En la designación de Xóchitl Gálvez se impuso la ley de hierro de la oligarquía, acuñada hace más de un siglo por Robert Michels. La contienda democrática que habían pactado los aparatos políticos del PRI, PAN y PRD quedó cancelada tras las declinaciones de quienes se habían inscrito como aspirantes a la candidatura presidencial de esa oposición. No ganaron los votos sino los vetos: primero del PAN, cuya dirigencia bajó a Santiago Creel de la competencia y luego del PRI, que traicionó a Beatriz Paredes. El comité organizador quedó rebasado por las dirigencias de los partidos y, al final, el resultado no se resolvió desde abajo sino desde arriba.
No ignoro las razones que adujeron para seguir haciendo lo que hacen: la irrupción de Xóchitl Gálvez le devolvió oxígeno a los partidos que ya parecían muertos y abrió la expectativa de quebrar la hegemonía de Morena. A los dirigentes les preocupaba, además, que el gobierno metiera las manos en las elecciones internas o que la gente no saliera a votar y la euforia terminara en el parto de los montes. Tal vez tomaron las decisiones correctas para proteger a su candidata. Pero no solo negaron la promesa democrática de ese proceso, sino que le pusieron hierros a quien habrá de representarlos. La senadora hidalguense no empezará su campaña arropada por la voluntad popular, sino ungida por los aparatos que dominan a los partidos.
A Xóchitl Gálvez le espera una doble tarea: vencer al gobierno de López Obrador y zafarse de las cadenas que le impedirían cumplir con esa misión.

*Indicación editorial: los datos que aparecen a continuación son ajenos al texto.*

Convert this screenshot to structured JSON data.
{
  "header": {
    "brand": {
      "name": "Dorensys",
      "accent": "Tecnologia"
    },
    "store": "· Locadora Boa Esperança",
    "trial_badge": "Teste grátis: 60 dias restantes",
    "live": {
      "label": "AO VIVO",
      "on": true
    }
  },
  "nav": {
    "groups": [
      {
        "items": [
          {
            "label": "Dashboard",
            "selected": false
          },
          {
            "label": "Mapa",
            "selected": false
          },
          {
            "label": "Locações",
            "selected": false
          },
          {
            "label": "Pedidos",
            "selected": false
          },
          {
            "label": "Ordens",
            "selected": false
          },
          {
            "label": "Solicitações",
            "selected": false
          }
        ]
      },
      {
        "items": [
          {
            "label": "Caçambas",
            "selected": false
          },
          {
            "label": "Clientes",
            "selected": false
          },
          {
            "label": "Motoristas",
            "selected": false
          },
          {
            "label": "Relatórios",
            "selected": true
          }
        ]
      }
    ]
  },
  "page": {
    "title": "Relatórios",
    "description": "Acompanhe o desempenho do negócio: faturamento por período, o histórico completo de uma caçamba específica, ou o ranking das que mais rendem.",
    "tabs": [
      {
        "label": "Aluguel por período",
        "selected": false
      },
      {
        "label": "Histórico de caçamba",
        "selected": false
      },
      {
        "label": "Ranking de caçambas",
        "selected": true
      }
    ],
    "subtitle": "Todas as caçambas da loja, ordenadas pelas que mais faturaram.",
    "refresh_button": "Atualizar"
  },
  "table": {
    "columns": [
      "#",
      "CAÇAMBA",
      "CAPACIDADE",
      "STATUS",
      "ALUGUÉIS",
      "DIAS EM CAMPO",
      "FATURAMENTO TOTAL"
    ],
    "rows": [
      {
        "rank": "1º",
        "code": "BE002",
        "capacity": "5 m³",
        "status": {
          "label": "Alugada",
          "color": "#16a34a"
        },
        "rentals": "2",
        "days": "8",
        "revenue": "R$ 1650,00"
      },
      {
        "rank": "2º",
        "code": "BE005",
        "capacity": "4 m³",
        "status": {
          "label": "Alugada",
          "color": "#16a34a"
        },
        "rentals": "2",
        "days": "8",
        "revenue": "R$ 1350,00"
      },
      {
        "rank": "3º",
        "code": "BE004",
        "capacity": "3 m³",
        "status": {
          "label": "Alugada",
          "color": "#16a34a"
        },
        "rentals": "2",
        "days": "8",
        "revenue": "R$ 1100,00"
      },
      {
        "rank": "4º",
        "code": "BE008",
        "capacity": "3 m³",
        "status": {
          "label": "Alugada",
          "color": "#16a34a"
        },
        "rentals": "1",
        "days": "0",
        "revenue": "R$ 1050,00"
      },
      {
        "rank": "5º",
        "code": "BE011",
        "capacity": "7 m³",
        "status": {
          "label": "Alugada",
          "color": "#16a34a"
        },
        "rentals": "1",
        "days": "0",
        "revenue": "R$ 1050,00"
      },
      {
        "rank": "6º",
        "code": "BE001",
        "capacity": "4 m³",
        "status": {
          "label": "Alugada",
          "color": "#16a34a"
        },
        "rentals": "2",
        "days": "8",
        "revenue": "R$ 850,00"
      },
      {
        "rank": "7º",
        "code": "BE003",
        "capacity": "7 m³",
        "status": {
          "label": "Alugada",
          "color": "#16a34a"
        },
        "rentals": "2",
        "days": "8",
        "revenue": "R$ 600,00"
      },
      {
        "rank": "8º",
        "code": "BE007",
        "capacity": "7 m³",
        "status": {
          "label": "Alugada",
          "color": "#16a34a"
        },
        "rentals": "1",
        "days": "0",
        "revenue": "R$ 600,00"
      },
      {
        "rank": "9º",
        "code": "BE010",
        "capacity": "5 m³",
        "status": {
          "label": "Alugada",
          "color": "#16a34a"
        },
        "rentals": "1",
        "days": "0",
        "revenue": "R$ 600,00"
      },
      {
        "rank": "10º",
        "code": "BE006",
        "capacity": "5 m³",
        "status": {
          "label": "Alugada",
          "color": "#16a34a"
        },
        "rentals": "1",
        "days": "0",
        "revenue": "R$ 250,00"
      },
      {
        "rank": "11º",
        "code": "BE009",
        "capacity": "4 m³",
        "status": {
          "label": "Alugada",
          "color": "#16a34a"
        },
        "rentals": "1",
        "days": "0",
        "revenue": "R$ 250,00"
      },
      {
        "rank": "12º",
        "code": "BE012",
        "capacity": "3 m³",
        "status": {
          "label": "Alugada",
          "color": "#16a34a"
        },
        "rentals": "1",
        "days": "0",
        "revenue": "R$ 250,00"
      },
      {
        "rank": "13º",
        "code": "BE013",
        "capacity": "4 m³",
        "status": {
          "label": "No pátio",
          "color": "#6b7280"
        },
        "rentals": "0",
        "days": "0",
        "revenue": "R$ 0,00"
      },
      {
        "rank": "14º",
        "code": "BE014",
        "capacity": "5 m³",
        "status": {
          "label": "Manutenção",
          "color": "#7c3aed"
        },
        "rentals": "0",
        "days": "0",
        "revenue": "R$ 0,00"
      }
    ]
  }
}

A diferencia de sus adversarios, su candidatura está obligada a la ingratitud: si se somete a las oligarquías partidarias que la eligieron por sus virtudes mediáticas, cargará con sus lastres y tendrá que lidiar con sus vicios. No será fácil olvidar que fue Alito Moreno quien le despejó el camino para hacerse de la candidatura, ni tampoco que, a pesar de la propaganda, será vista como la candidata de un pacto político entre PRI y PAN: esa clase política craquelada que se ostenta a sí misma como la única dueña de la oposición, del mismo modo en que Morena se presenta como la encarnación absoluta del pueblo.
Antes de concluir esta semana conoceremos también el desenlace del drama que se vive en la acera de enfrente. Pero ahí sucede exactamente lo opuesto: no se está disputando la frescura de una candidatura capaz de ofrecer una imagen de cambio y renovación, sino la clonación de la figura presidencial: no ganará quien se diferencie, sino quien se parezca más. Lo que Morena está buscando no son ideas nuevas ni horizontes distintos. Lo que quieren es seguir iguales a sí mismos y afirmarse en el poder, mirándose en el espejo. Si López Obrador tuviera un hermano gemelo, su partido ya tendría candidato. Su aspiración no es despojarse del pasado reciente, sino garantizar la lealtad y la obediencia de los vencidos. Casi todos creemos que será Claudia Sheinbaum y casi todos hemos contenido el aliento esperando las decisiones que tomará Ebrard. No vivirá mucho quien no llegue a ver el final de esta serie.
Del tercero en discordia sabemos menos: Movimiento Ciudadano está afrontando la escisión del gobernador de Jalisco, quien ha preferido la compañía del PAN para controlar la sucesión estatal y mantenerse en el mando. Pero el partido con el que rompió todavía no revela todas sus cartas. Decidido a consolidarse como opción de izquierda socialdemócrata, su principal desafío no será tanto resistir la presión de los dueños de la franquicia de oposición –“o se suman o los desbaratamos”, dijo Marko Cortés– cuanto presentar candidaturas congruentes con su definición ideológica. No será suficiente decir que quiere ocupar la silla democrática que quedó vacía, sino huir de malas compañías, mortales de necesidad.